I have a Rag Model and Retriever using the facebook/rag-sequence-nq model, and I have a couple of questions about how to retrieve documents. I went ahead and built a model following this guide transformers/examples/research_projects/rag/use_own_knowledge_dataset.py at main · huggingface/transformers · GitHub - but I am at a bit of a loss as to how to get the documents used to generate the answer it gives me. It expects a question_hidden_states variable that I can’t figure out how to make, nor what exactly it is. Any advice and help would be much appreciated.
retriever = RagRetriever.from_pretrained("facebook/rag-sequence-nq", index_name="custom", indexed_dataset=dataset)
model = RagSequenceForGeneration.from_pretrained("facebook/rag-sequence-nq", retriever=retriever)
model.config.output_hidden_states = True
tokenizer = RagTokenizer.from_pretrained("facebook/rag-sequence-nq")
question2 = "What are the best antidepressants for depression?"
tokenization = tokenizer.question_encoder(question2, return_tensors="pt")
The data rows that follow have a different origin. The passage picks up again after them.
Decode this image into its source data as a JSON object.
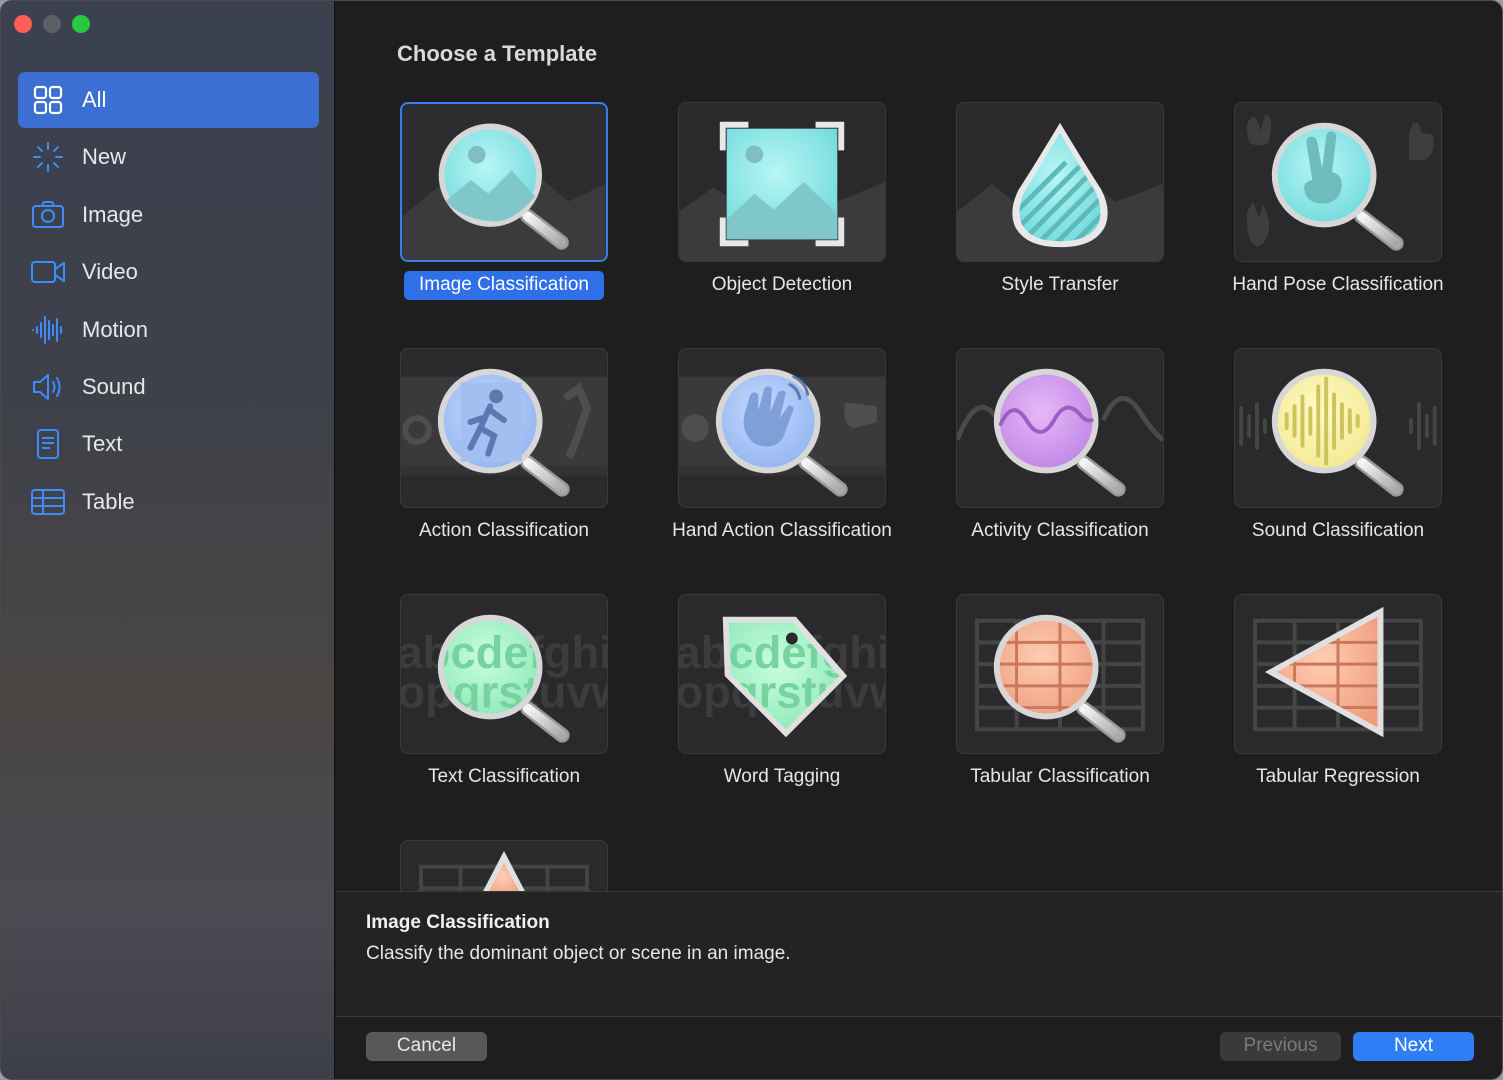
{
  "sidebar": {
    "items": [
      {
        "label": "All",
        "icon": "grid-icon"
      },
      {
        "label": "New",
        "icon": "sparkle-icon"
      },
      {
        "label": "Image",
        "icon": "camera-icon"
      },
      {
        "label": "Video",
        "icon": "video-camera-icon"
      },
      {
        "label": "Motion",
        "icon": "waveform-icon"
      },
      {
        "label": "Sound",
        "icon": "speaker-icon"
      },
      {
        "label": "Text",
        "icon": "document-icon"
      },
      {
        "label": "Table",
        "icon": "table-icon"
      }
    ],
    "selected": "All"
  },
  "main": {
    "title": "Choose a Template",
    "templates": [
      {
        "label": "Image Classification",
        "icon": "image-magnifier-icon",
        "selected": true
      },
      {
        "label": "Object Detection",
        "icon": "object-detection-icon"
      },
      {
        "label": "Style Transfer",
        "icon": "droplet-icon"
      },
      {
        "label": "Hand Pose Classification",
        "icon": "hand-pose-magnifier-icon"
      },
      {
        "label": "Action Classification",
        "icon": "running-person-magnifier-icon"
      },
      {
        "label": "Hand Action Classification",
        "icon": "waving-hand-magnifier-icon"
      },
      {
        "label": "Activity Classification",
        "icon": "sine-wave-magnifier-icon"
      },
      {
        "label": "Sound Classification",
        "icon": "audio-wave-magnifier-icon"
      },
      {
        "label": "Text Classification",
        "icon": "text-magnifier-icon"
      },
      {
        "label": "Word Tagging",
        "icon": "tag-icon"
      },
      {
        "label": "Tabular Classification",
        "icon": "table-magnifier-icon"
      },
      {
        "label": "Tabular Regression",
        "icon": "table-triangle-icon"
      },
      {
        "label": "",
        "icon": "table-triangle-partial-icon"
      }
    ],
    "text_thumb_line1": "abcdefghi",
    "text_thumb_line2": "opqrstuvw"
  },
  "description": {
    "title": "Image Classification",
    "text": "Classify the dominant object or scene in an image."
  },
  "footer": {
    "cancel_label": "Cancel",
    "previous_label": "Previous",
    "next_label": "Next"
  },
  "colors": {
    "accent": "#2f7ef6",
    "sidebar_selected": "#3b6fd4",
    "close": "#ff5f57",
    "maximize": "#28c840"
  }
}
generated = model.generate(tokenization.input_ids, output_hidden_states=True)
generated_string = tokenizer.batch_decode(generated, skip_special_tokens=True)[0]
print("Q: " + question2) # Q: What are the best antidepressants for depression?
print("A: " + generated_string) # A: selective serotonin reuptake inhibitors
docs = retriever.retrieve(tokenization, n_docs=5) # Fails because it expects a question_hidden_states?